В 1970-х годах, на фоне мирового энергетического кризиса, Иран при шахе Мохаммеде Резе Пехлеви запустил масштабную ядерную программу. Руководство считало, что нефть слишком ценна, чтобы просто сжигать её для энергии.
Президент Организации по атомной энергии Ирана (AEOI) Акбар Этемад предупреждал, что при текущем потреблении Иран к 1995 году может потерять возможность экспортировать нефть. Решением стала атомная энергетика – планировалось заменить нефть в энергетике АЭС, покрыв до трети внутренних потребностей, а освободившуюся нефть направить на экспорт и в промышленность.
Программа была нацелена на полную ядерную автономию – от добычи и обогащения урана до переработки отработанного топлива.
Шах и Этемад верили, что мир движется к "плутониевой экономике" и стремились сделать Иран не просто потребителем, а активным игроком и даже экспортёром технологий.

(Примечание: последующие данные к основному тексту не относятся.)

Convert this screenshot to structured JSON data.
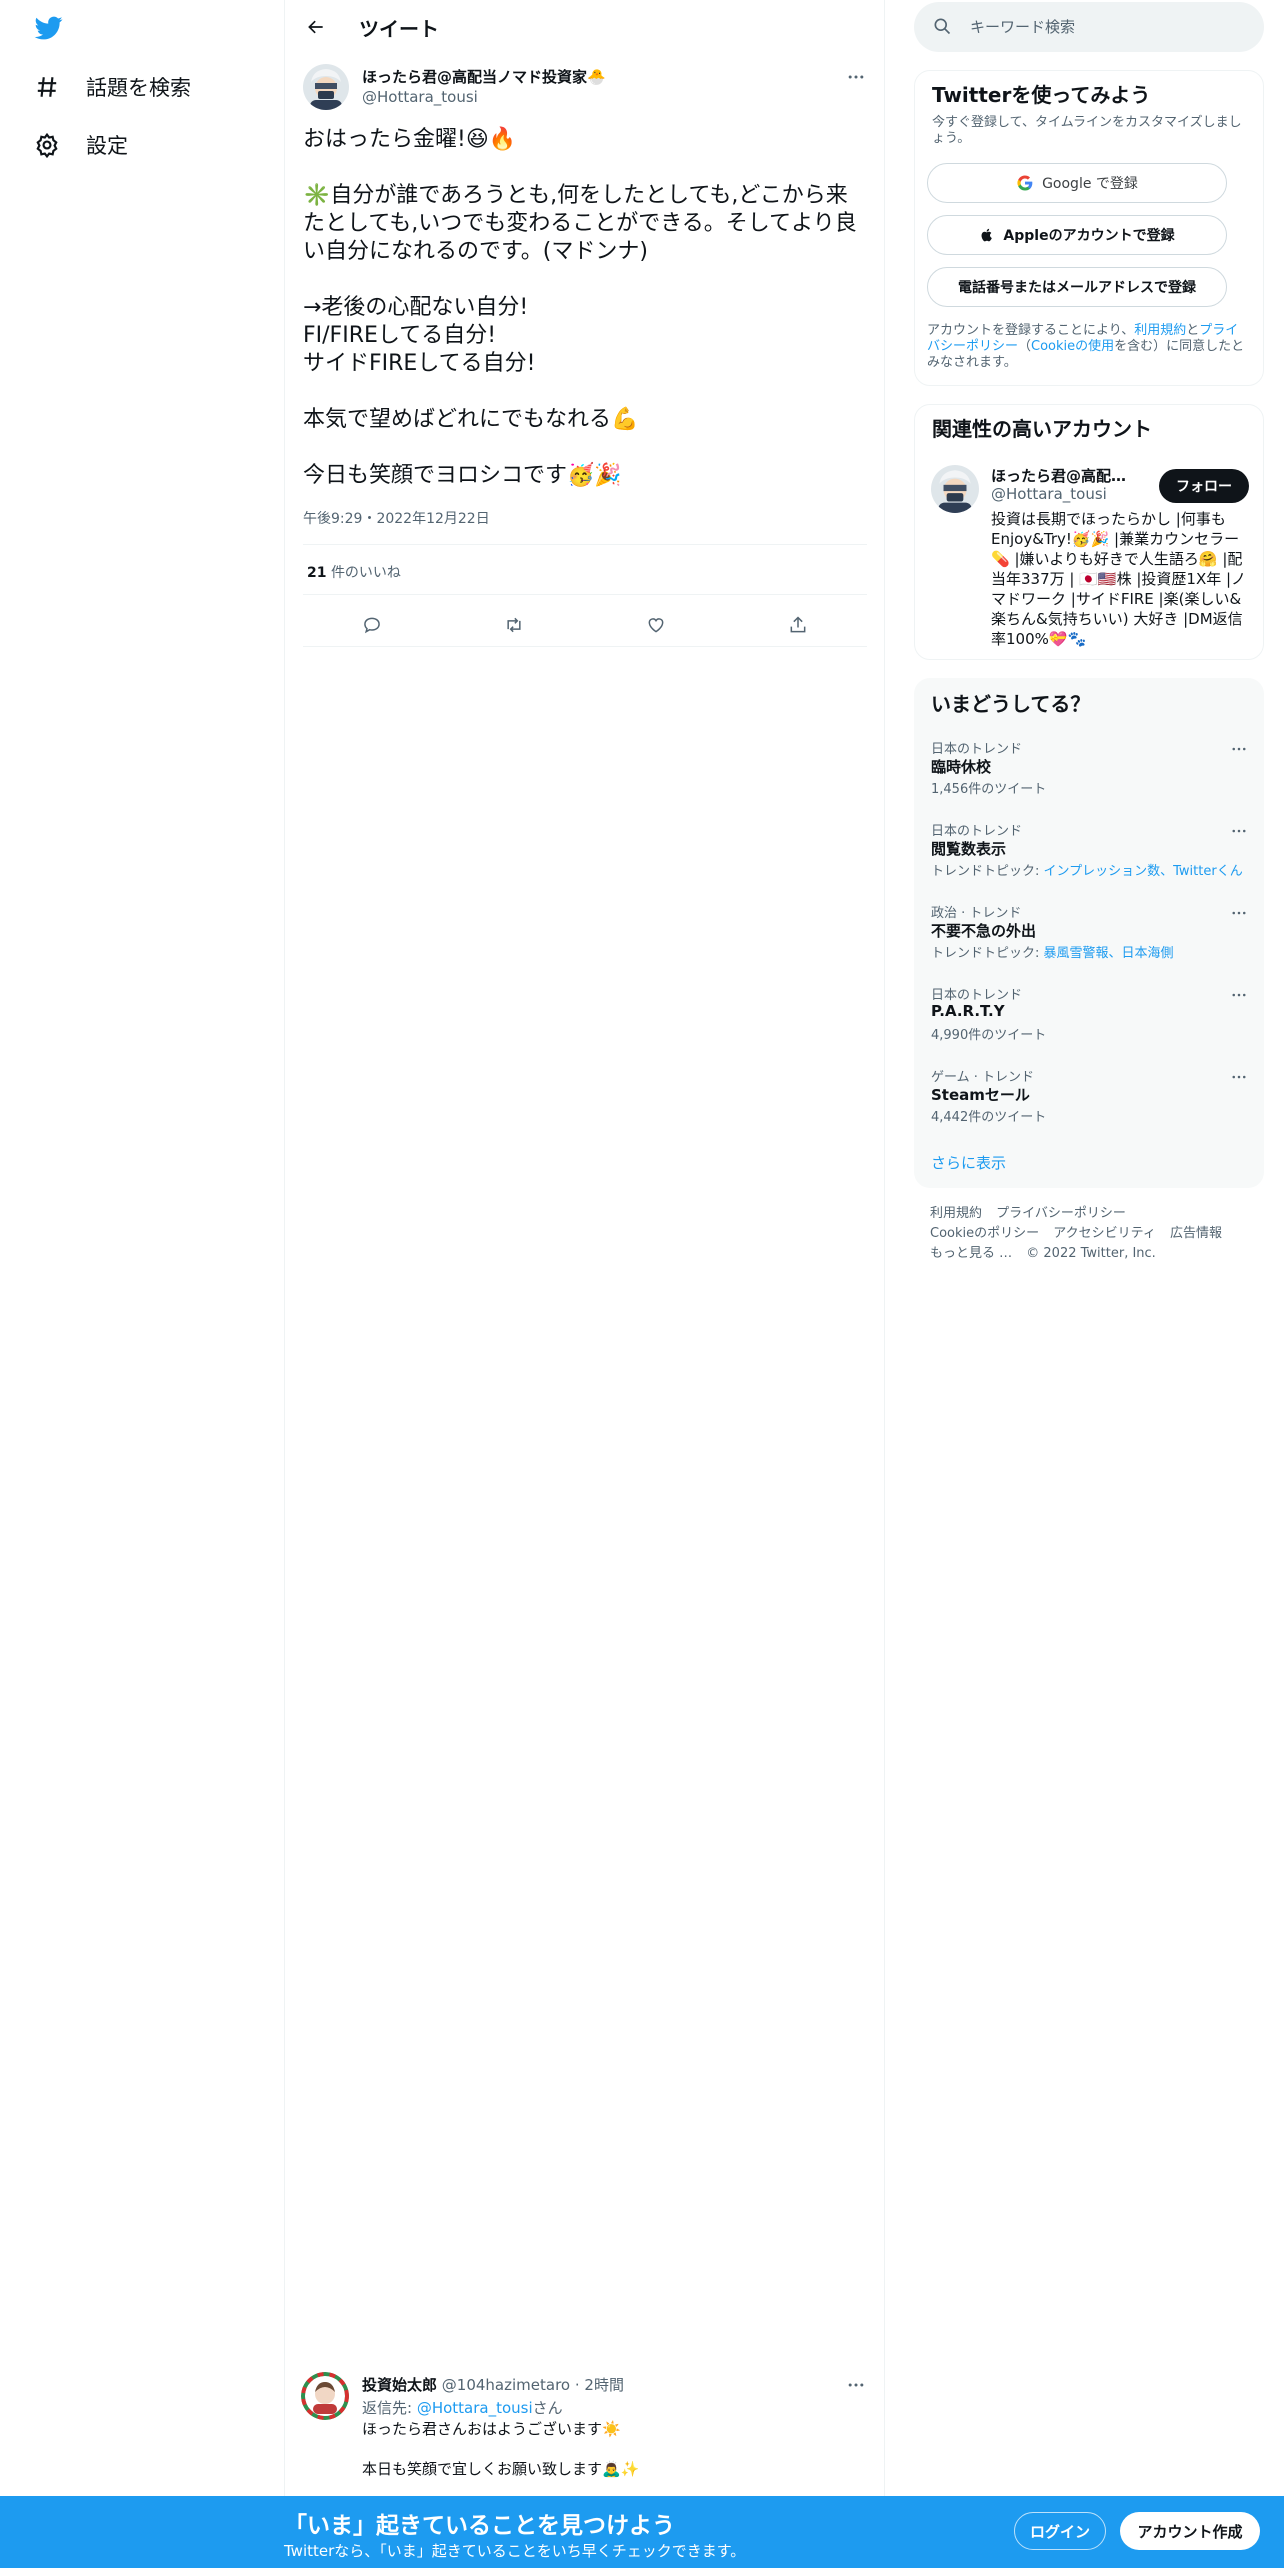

AEOI стремилась не просто купить реакторы, а получить вместе с ними всю инфраструктуру и компетенции. Для этого Иран наладил сотрудничество с 24–30 странами, включая США, СССР, ФРГ, Францию, Великобританию, Индию, Бразилию, Израиль и ЮАР, чтобы компенсировать нехватку собственной технологической базы.
Стремление Ирана освоить переработку отработанного топлива вызвало серьёзные опасения США. Для Тегерана это было вопросом экономической целесообразности и суверенитета: страна не имела больших запасов урана, а переработка позволяла получать плутоний для будущих реакторов. Иран ссылался на статью IV ДНЯО, гарантирующую право на развитие мирной ядерной энергетики, включая топливный цикл.
США же воспринимали переработку как угрозу. Индийский ядерный взрыв 1974 года с использованием плутония из «мирной» канадской программы показал, как легко гражданские технологии могут стать военными. Вашингтон опасался, что уступки Ирану подорвут режим нераспространения.
Хотя сотрудничество США и Ирана изначально было тесным – американцы помогли запустить иранскую программу – после 1974 года ситуация резко изменилась. Под давлением Конгресса, СМИ и Картера администрации Никсона и Форда начали блокировать передачу технологий, особенно переработки топлива. С приходом Картера давление усилилось, и США фактически отказали Ирану в доступе к полному топливному циклу, ссылаясь на борьбу с распространением ядерного оружия.
В ответ на растущее давление Иран провёл международную конференцию по передаче ядерных технологий в Персеполисе (10–14 апреля 1977 года), стремясь создать альтернативную сеть сотрудничества вне контроля США и крупнейших поставщиков.
На конференции Иран отстаивал право всех стран на полный ядерный цикл и критиковал Лондонский клуб – неформальную группу экспортёров, созданную в 1975 году по инициативе США для ограничения поставок чувствительных технологий, таких как обогащение урана и переработка топлива.
Пресса называла конференцию "восстанием Третьего мира" и началом альтернативы существующей монополии США. В ней приняли участие более 500 человек из 41 страны – представители развивающихся государств, учёные и промышленники.
С иранской стороны выступали шах, премьер-министр Ховейда и Этемад, подчёркивая мирный характер программы и соблюдение международных обязательств (Иран был одним из первых, кто предоставил МАГАТЭ полный доступ к своим объектам и ратифицировал ДНЯО).
Иран заявлял, что изоляция и давление лишь усиливают риск распространения, так как страны будут стремиться к независимым технологиям, избегая внешнего контроля. По мнению Этемада, политика США нарушала ДНЯО и подрывала доверие к международной системе в целом.
Персепольская конференция укрепила международный статус Ирана и заставила администрацию Картера пойти на уступки. Однако в 1979 году Иранская революция всё изменила: Этемад был отстранён, атомная программа разрушена, а соглашение с США сорвано. Попытка изменить мировой ядерный порядок и отстоять права развивающихся стран провалилась.